O cacique, porém, ficou impedido de assumir o cargo por causa de uma condenação sofrida em 2015 na Justiça Federal pela prática de crime contra o patrimônio privado, por incêndio a residência particular provocado em 2003, depois de ele ter sofrido um atentado e quase ter sido morto num dos episódios da histórica disputa por terras no território indígena (relembre o caso no final de matéria). Por maioria dos votos, o TSE entendeu que Marcos, liderança xukuru há mais de duas décadas e referência internacional na luta indígena, fica inelegível com base na Lei de Inelegibilidade (LC nº 64/1990).
O TSE também determinou a convocação de novas eleições para prefeito e vice-prefeito do município. A data do novo pleito ainda não foi divulgada. Atualmente Marcos, chamado também de Marquinhos, exerce o cargo de secretário de Governo da prefeitura de Pesqueira, cujo prefeito interino é o presidente da Câmara de Vereadores, Sebastião Leite da Silva Neto, mais conhecido como Bal de Mimoso (Republicanos).
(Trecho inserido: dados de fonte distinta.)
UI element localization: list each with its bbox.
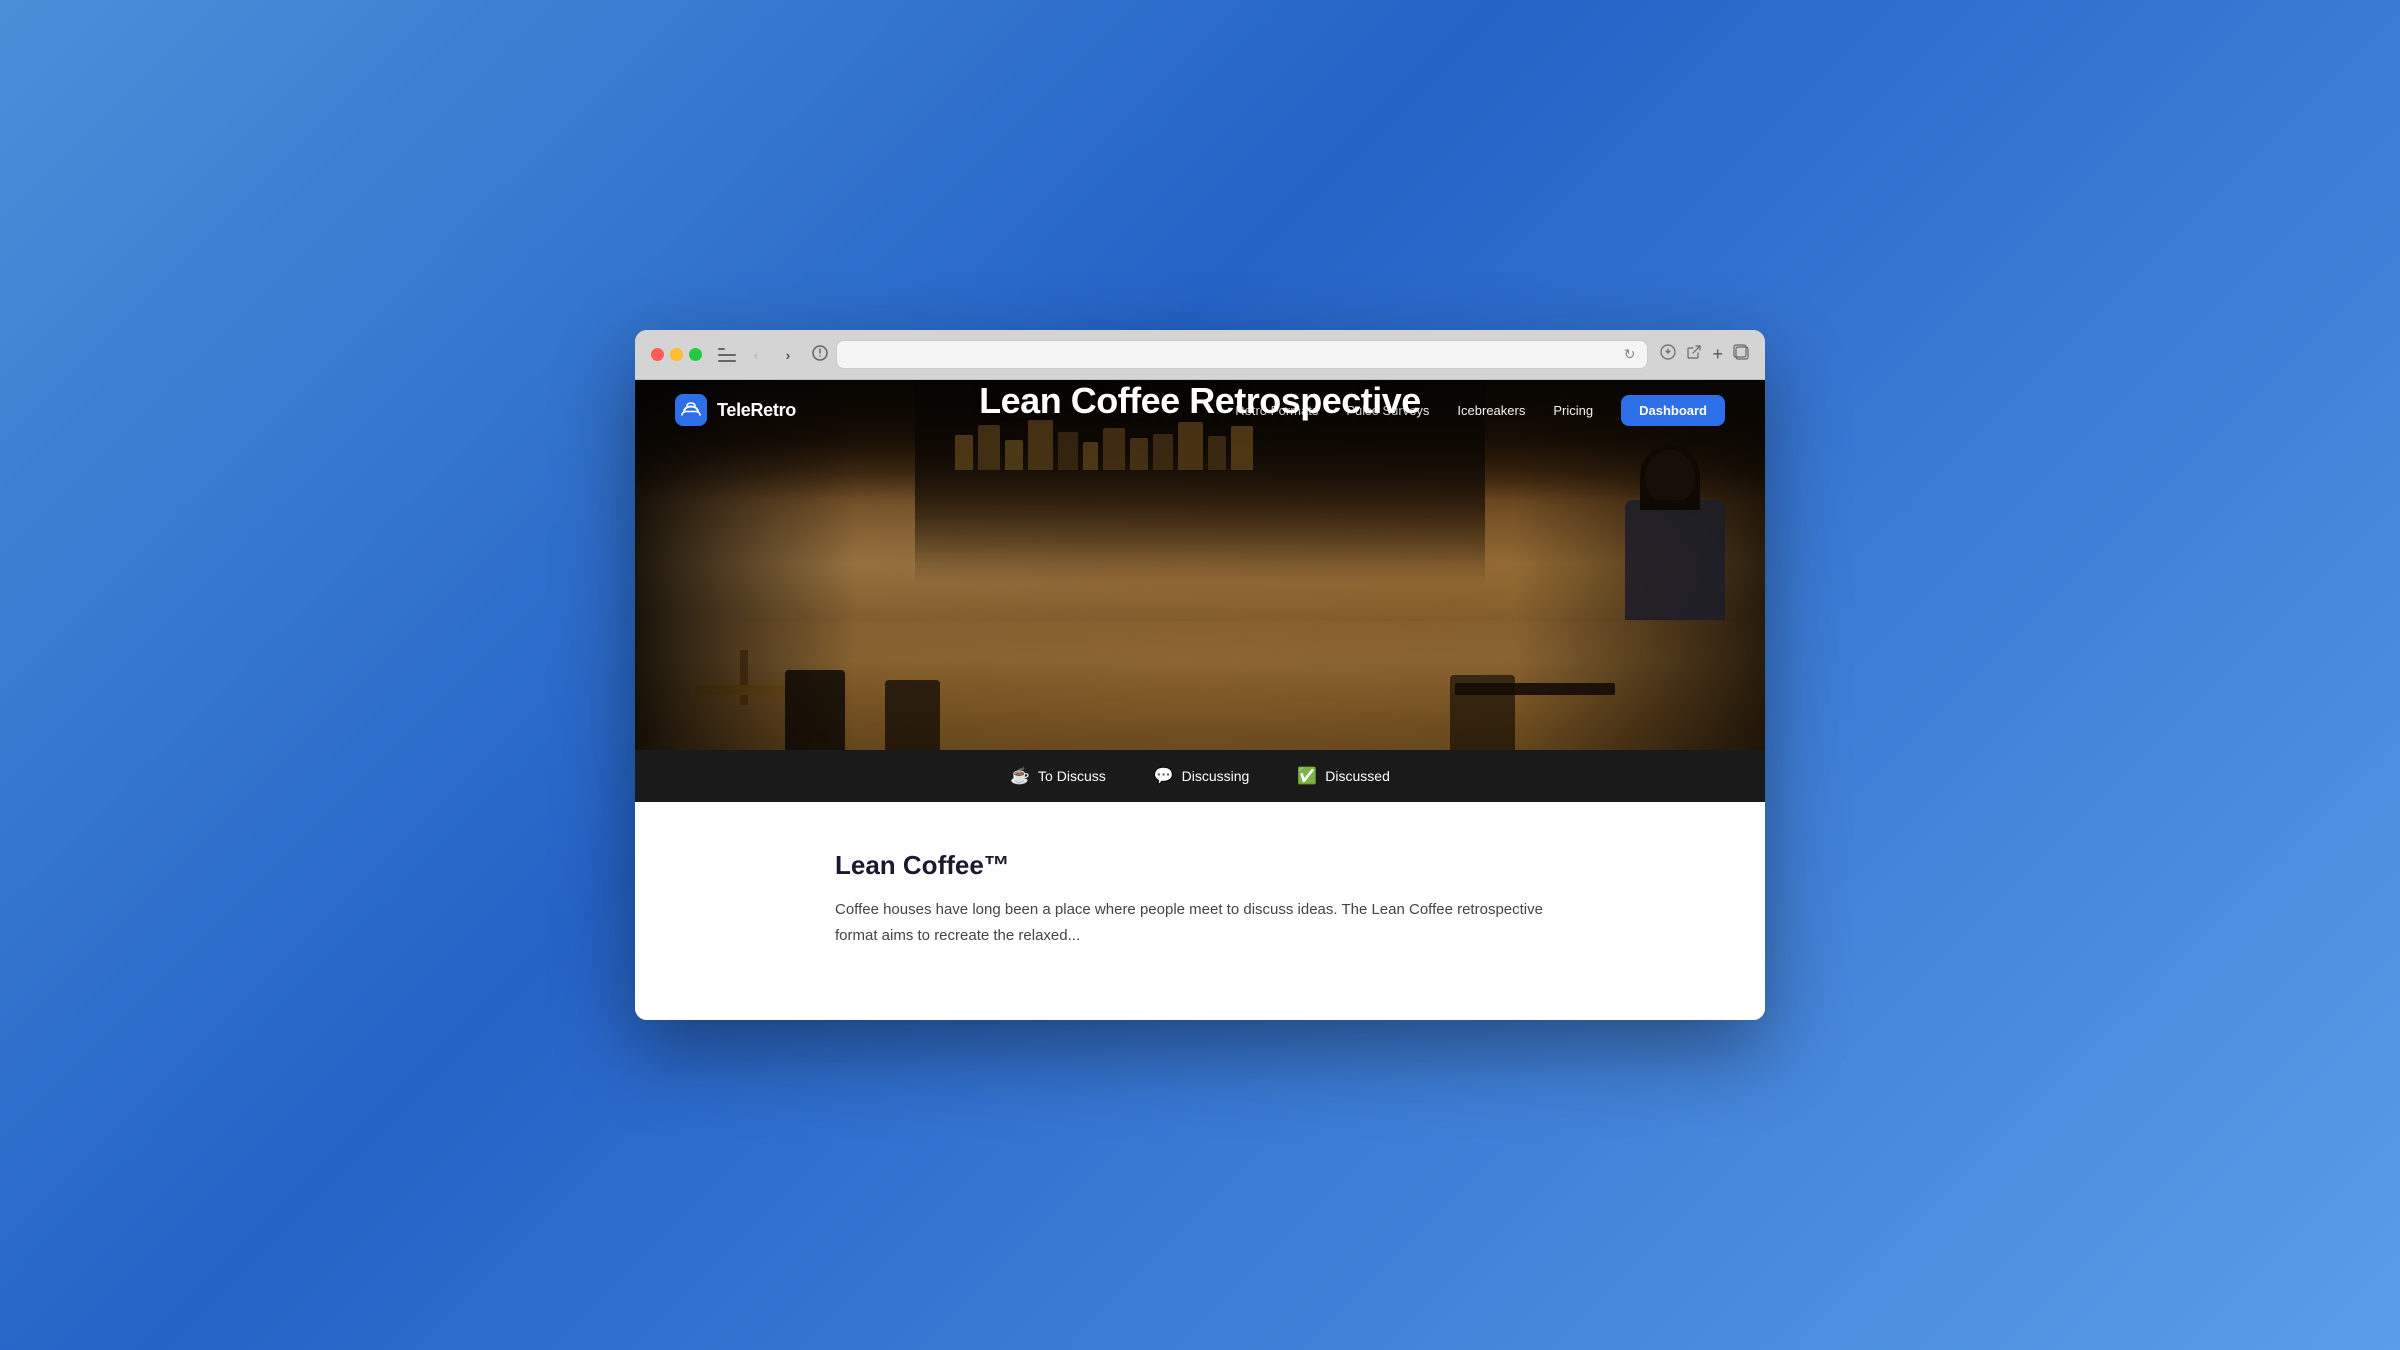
table-dark [1455,683,1615,695]
traffic-lights [651,348,702,361]
hero-title: Lean Coffee Retrospective [635,380,1765,422]
to-discuss-label: To Discuss [1038,768,1106,784]
browser-actions: + [1660,344,1749,365]
new-tab-icon[interactable]: + [1712,344,1723,365]
speech-emoji: 💬 [1154,766,1174,786]
status-discussing[interactable]: 💬 Discussing [1154,766,1250,786]
coffee-emoji: ☕ [1010,766,1030,786]
browser-titlebar: ‹ › ↻ [635,330,1765,380]
browser-window: ‹ › ↻ [635,330,1765,1020]
content-title: Lean Coffee™ [835,850,1565,881]
sidebar-toggle-icon[interactable] [718,348,736,362]
discussed-label: Discussed [1325,768,1390,784]
website: TeleRetro Retro Formats Pulse Surveys Ic… [635,380,1765,1020]
content-body: Coffee houses have long been a place whe… [835,897,1565,948]
address-bar-container: ↻ [812,340,1648,369]
status-discussed[interactable]: ✅ Discussed [1297,766,1390,786]
browser-content: TeleRetro Retro Formats Pulse Surveys Ic… [635,380,1765,1020]
maximize-button[interactable] [689,348,702,361]
minimize-button[interactable] [670,348,683,361]
chair-2 [885,680,940,750]
tabs-icon[interactable] [1733,344,1749,365]
download-icon[interactable] [1660,344,1676,365]
browser-controls: ‹ › [718,343,800,367]
security-icon [812,345,828,364]
hero-content: Lean Coffee Retrospective [635,380,1765,422]
forward-button[interactable]: › [776,343,800,367]
content-section: Lean Coffee™ Coffee houses have long bee… [635,802,1765,1020]
close-button[interactable] [651,348,664,361]
back-button[interactable]: ‹ [744,343,768,367]
refresh-icon[interactable]: ↻ [1624,346,1636,363]
person-right [1595,440,1735,750]
discussing-label: Discussing [1182,768,1250,784]
hero-section: TeleRetro Retro Formats Pulse Surveys Ic… [635,380,1765,750]
status-bar: ☕ To Discuss 💬 Discussing ✅ Discussed [635,750,1765,802]
address-bar[interactable]: ↻ [836,340,1648,369]
check-emoji: ✅ [1297,766,1317,786]
share-icon[interactable] [1686,344,1702,365]
status-to-discuss[interactable]: ☕ To Discuss [1010,766,1106,786]
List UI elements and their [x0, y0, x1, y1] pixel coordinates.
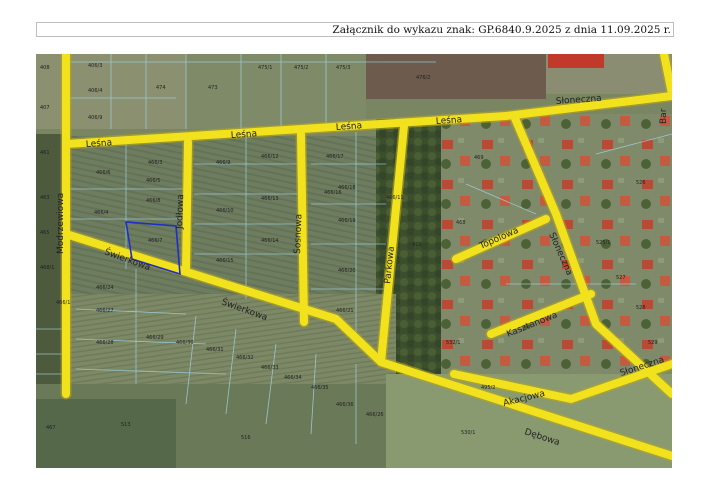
field-area [36, 399, 176, 468]
parcel-label: 466/29 [146, 335, 164, 341]
street-label: Jodłowa [175, 194, 186, 230]
parcel-label: 466/19 [338, 218, 356, 224]
header-bar: Załącznik do wykazu znak: GP.6840.9.2025… [36, 22, 674, 37]
parcel-label: 466/30 [176, 340, 194, 346]
parcel-label: 528 [636, 305, 646, 311]
parcel-label: 466/14 [261, 238, 279, 244]
parcel-label: 516 [241, 435, 251, 441]
parcel-label: 466/34 [284, 375, 302, 381]
parcel-label: 466/13 [261, 196, 279, 202]
parcel-label: 466/21 [336, 308, 354, 314]
parcel-label: 474 [156, 85, 166, 91]
street-label: Leśna [335, 120, 362, 133]
parcel-label: 473 [208, 85, 218, 91]
parcel-label: 529 [648, 340, 658, 346]
parcel-label: 466/5 [146, 178, 160, 184]
parcel-label: 466/10 [216, 208, 234, 214]
parcel-label: 525/1 [596, 240, 610, 246]
parcel-label: 463 [40, 195, 50, 201]
street-label: Modrzewiowa [56, 193, 66, 254]
street-label: Sosnowa [293, 214, 304, 254]
parcel-label: 466/7 [148, 238, 162, 244]
parcel-label: 468/1 [40, 265, 54, 271]
building-roof [548, 54, 604, 68]
parcel-label: 466/6 [96, 170, 110, 176]
parcel-label: 406/3 [88, 63, 102, 69]
parcel-label: 526 [636, 180, 646, 186]
orthophoto-map[interactable]: Leśna Leśna Leśna Leśna Słoneczna Modrze… [36, 54, 672, 468]
street-label: Leśna [230, 128, 257, 141]
parcel-label: 461 [40, 150, 50, 156]
parcel-label: 408 [40, 65, 50, 71]
parcel-label: 532/1 [446, 340, 460, 346]
parcel-label: 469 [474, 155, 484, 161]
street-label: Bar [659, 108, 669, 124]
parcel-label: 466/17 [326, 154, 344, 160]
street-label: Leśna [85, 137, 112, 150]
parcel-label: 530/1 [461, 430, 475, 436]
parcel-label: 465 [40, 230, 50, 236]
parcel-label: 466/28 [96, 340, 114, 346]
parcel-label: 468 [456, 220, 466, 226]
parcel-label: 466/26 [366, 412, 384, 418]
parcel-label: 466/15 [216, 258, 234, 264]
parcel-label: 406/9 [88, 115, 102, 121]
parcel-label: 466/24 [96, 285, 114, 291]
parcel-label: 466/3 [148, 160, 162, 166]
parcel-label: 527 [616, 275, 626, 281]
parcel-label: 466/11 [386, 195, 404, 201]
parcel-label: 406/4 [88, 88, 102, 94]
street-label: Leśna [435, 114, 462, 127]
parcel-label: 466/35 [311, 385, 329, 391]
parcel-label: 513 [121, 422, 131, 428]
parcel-label: 466/8 [146, 198, 160, 204]
parcel-label: 466/18 [338, 185, 356, 191]
parcel-label: 475/3 [336, 65, 350, 71]
parcel-label: 466/32 [236, 355, 254, 361]
parcel-label: 466/33 [261, 365, 279, 371]
header-caption: Załącznik do wykazu znak: GP.6840.9.2025… [332, 24, 671, 36]
parcel-label: 466/9 [216, 160, 230, 166]
parcel-label: 470 [412, 242, 422, 248]
parcel-label: 466/36 [336, 402, 354, 408]
parcel-label: 407 [40, 105, 50, 111]
road-jodlowa [182, 138, 192, 273]
parcel-label: 466/27 [96, 308, 114, 314]
ploughed-field [366, 54, 546, 99]
parcel-label: 495/2 [481, 385, 495, 391]
map-canvas[interactable]: Leśna Leśna Leśna Leśna Słoneczna Modrze… [36, 54, 672, 468]
parcel-label: 476/2 [416, 75, 430, 81]
parcel-label: 466/4 [94, 210, 108, 216]
parcel-label: 466/1 [56, 300, 70, 306]
parcel-label: 467 [46, 425, 56, 431]
parcel-label: 475/2 [294, 65, 308, 71]
parcel-label: 466/12 [261, 154, 279, 160]
parcel-label: 466/31 [206, 347, 224, 353]
parcel-label: 466/20 [338, 268, 356, 274]
parcel-label: 475/1 [258, 65, 272, 71]
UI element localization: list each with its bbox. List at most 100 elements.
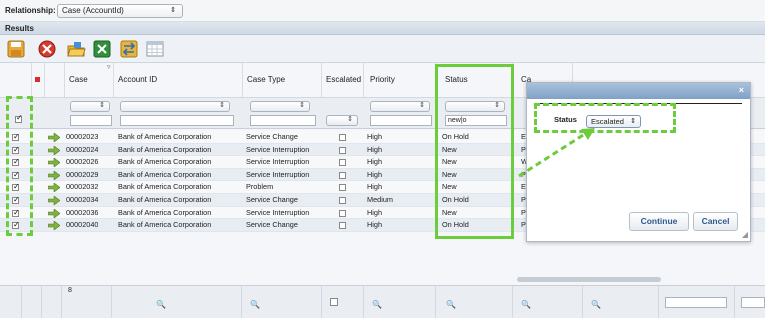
relationship-bar: Relationship: Case (AccountId) ⇕ (0, 0, 765, 22)
row-arrow-icon[interactable] (48, 208, 60, 218)
case-number-cell[interactable]: 00002024 (66, 144, 98, 157)
resize-handle-icon[interactable]: ◢ (742, 230, 748, 239)
row-arrow-icon[interactable] (48, 196, 60, 205)
dialog-titlebar: × (527, 83, 750, 99)
col-flag (32, 63, 45, 97)
row-arrow-icon[interactable] (48, 158, 60, 168)
footer-cell (322, 286, 364, 318)
results-header: Results (0, 22, 765, 35)
footer-cell (659, 286, 735, 318)
escalated-checkbox[interactable] (339, 146, 346, 154)
table-icon (146, 41, 164, 57)
escalated-checkbox[interactable] (339, 197, 346, 204)
grid-footer: 8 🔍 🔍 🔍 🔍 🔍 🔍 (0, 285, 765, 318)
footer-cell: 🔍 (513, 286, 583, 318)
footer-cell (42, 286, 62, 318)
filter-case-number-select[interactable] (70, 101, 110, 112)
col-priority[interactable]: Priority (364, 63, 436, 97)
columns-button[interactable] (145, 39, 165, 59)
magnifier-icon[interactable]: 🔍 (591, 300, 601, 309)
save-button[interactable] (6, 39, 26, 59)
row-arrow-icon[interactable] (48, 183, 60, 193)
row-arrow-icon[interactable] (48, 221, 60, 231)
horizontal-scrollbar[interactable] (517, 277, 661, 282)
escalated-checkbox[interactable] (339, 209, 346, 217)
row-arrow-icon[interactable] (48, 133, 60, 142)
filter-priority-input[interactable] (370, 115, 432, 126)
case-type-cell: Service Interruption (246, 169, 310, 179)
priority-cell: High (367, 207, 383, 217)
col-account-id[interactable]: Account ID (114, 63, 243, 97)
priority-cell: High (367, 169, 383, 179)
delete-button[interactable] (37, 39, 57, 59)
priority-cell: High (367, 144, 383, 154)
row-arrow-icon[interactable] (48, 170, 60, 180)
filter-account-select[interactable] (120, 101, 230, 112)
close-icon[interactable]: × (739, 85, 744, 95)
magnifier-icon[interactable]: 🔍 (372, 300, 382, 309)
exchange-icon (120, 40, 138, 58)
case-type-cell: Service Interruption (246, 144, 310, 154)
results-toolbar (0, 35, 765, 63)
magnifier-icon[interactable]: 🔍 (446, 300, 456, 309)
footer-input[interactable] (741, 297, 765, 308)
escalated-checkbox[interactable] (339, 171, 346, 179)
cancel-button[interactable]: Cancel (693, 212, 738, 231)
red-square-icon (35, 77, 40, 82)
relationship-select-value: Case (AccountId) (62, 6, 124, 15)
footer-input[interactable] (665, 297, 727, 308)
annotation-arrow-icon (518, 128, 595, 178)
case-type-cell: Problem (246, 182, 274, 192)
footer-cell (22, 286, 42, 318)
escalated-checkbox[interactable] (339, 159, 346, 167)
relationship-select[interactable]: Case (AccountId) ⇕ (57, 4, 183, 18)
priority-cell: High (367, 157, 383, 167)
priority-cell: Medium (367, 195, 393, 204)
case-number-cell[interactable]: 00002036 (66, 207, 98, 220)
col-case-type[interactable]: Case Type (243, 63, 322, 97)
open-button[interactable] (66, 39, 86, 59)
footer-cell: 🔍 (242, 286, 322, 318)
filter-account-input[interactable] (120, 115, 234, 126)
continue-button[interactable]: Continue (629, 212, 689, 231)
col-case-number[interactable]: Case Number ▿ (65, 63, 114, 118)
case-number-cell[interactable]: 00002029 (66, 169, 98, 182)
case-number-cell[interactable]: 00002034 (66, 194, 98, 207)
footer-count: 8 (68, 287, 72, 294)
escalated-checkbox[interactable] (339, 222, 346, 230)
escalated-checkbox[interactable] (339, 184, 346, 192)
priority-cell: High (367, 182, 383, 192)
account-cell: Bank of America Corporation (118, 195, 212, 204)
case-number-cell[interactable]: 00002023 (66, 131, 98, 144)
select-column-highlight (6, 96, 33, 236)
filter-case-type-select[interactable] (250, 101, 310, 112)
row-arrow-icon[interactable] (48, 145, 60, 155)
footer-escalated-checkbox[interactable] (330, 298, 338, 306)
case-number-cell[interactable]: 00002032 (66, 181, 98, 194)
magnifier-icon[interactable]: 🔍 (521, 300, 531, 309)
filter-priority-select[interactable] (370, 101, 430, 112)
filter-escalated-select[interactable] (326, 115, 358, 126)
footer-count-cell: 8 (62, 286, 112, 318)
mass-update-button[interactable] (119, 39, 139, 59)
magnifier-icon[interactable]: 🔍 (250, 300, 260, 309)
filter-case-number-input[interactable] (70, 115, 112, 126)
magnifier-icon[interactable]: 🔍 (156, 300, 166, 309)
case-number-cell[interactable]: 00002026 (66, 156, 98, 169)
account-cell: Bank of America Corporation (118, 220, 212, 230)
select-arrow-icon: ⇕ (170, 7, 176, 14)
filter-case-type-input[interactable] (250, 115, 316, 126)
escalated-checkbox[interactable] (339, 134, 346, 141)
case-type-cell: Service Interruption (246, 207, 310, 217)
col-action (45, 63, 65, 97)
col-select (0, 63, 32, 97)
delete-icon (38, 40, 56, 58)
account-cell: Bank of America Corporation (118, 207, 212, 217)
case-type-cell: Service Change (246, 195, 298, 204)
priority-cell: High (367, 132, 383, 141)
account-cell: Bank of America Corporation (118, 144, 212, 154)
col-escalated[interactable]: Escalated (322, 63, 364, 97)
footer-cell: 🔍 (364, 286, 436, 318)
case-number-cell[interactable]: 00002040 (66, 219, 98, 232)
case-type-cell: Service Change (246, 132, 298, 141)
Em vídeo, o cacique comenta a decisão do TSE e diz que respeita o resultado:
“Minha vida sempre foi pautada por muita luta”, lembrou a liderança em entrevista à rádio Nova Líder FM nesta terça, 2, pela manhã, reforçando que seu trabalho por Pesqueira continua independente de cargo ou função. “Independente de qualquer situação, sou filho dessa cidade e, se for necessário, dou minha vida para defender o que acredito”, disse.
Na campanha eleitoral de 2020 a candidatura dele sofreu forte pressão da oposição, que montou uma coligação com nada menos do que 11 partidos (DEM, Progressistas, PSB, Pros, MDB, PCdoB, Podemos, PSD, PSDB, PTC e Patriotas), reunindo inclusive antigos desafetos políticos na cidade, na tentativa de derrotá-lo. “Pesqueira não vai ser comandada por um índio” foi uma das tantas afirmações preconceituosas que Marcos ouviu durante a corrida, que, segundo ele, espalhou bastante fake news e disparos em massa no WhatsApp. O cacique avaliou o cenário na época como perseguição política.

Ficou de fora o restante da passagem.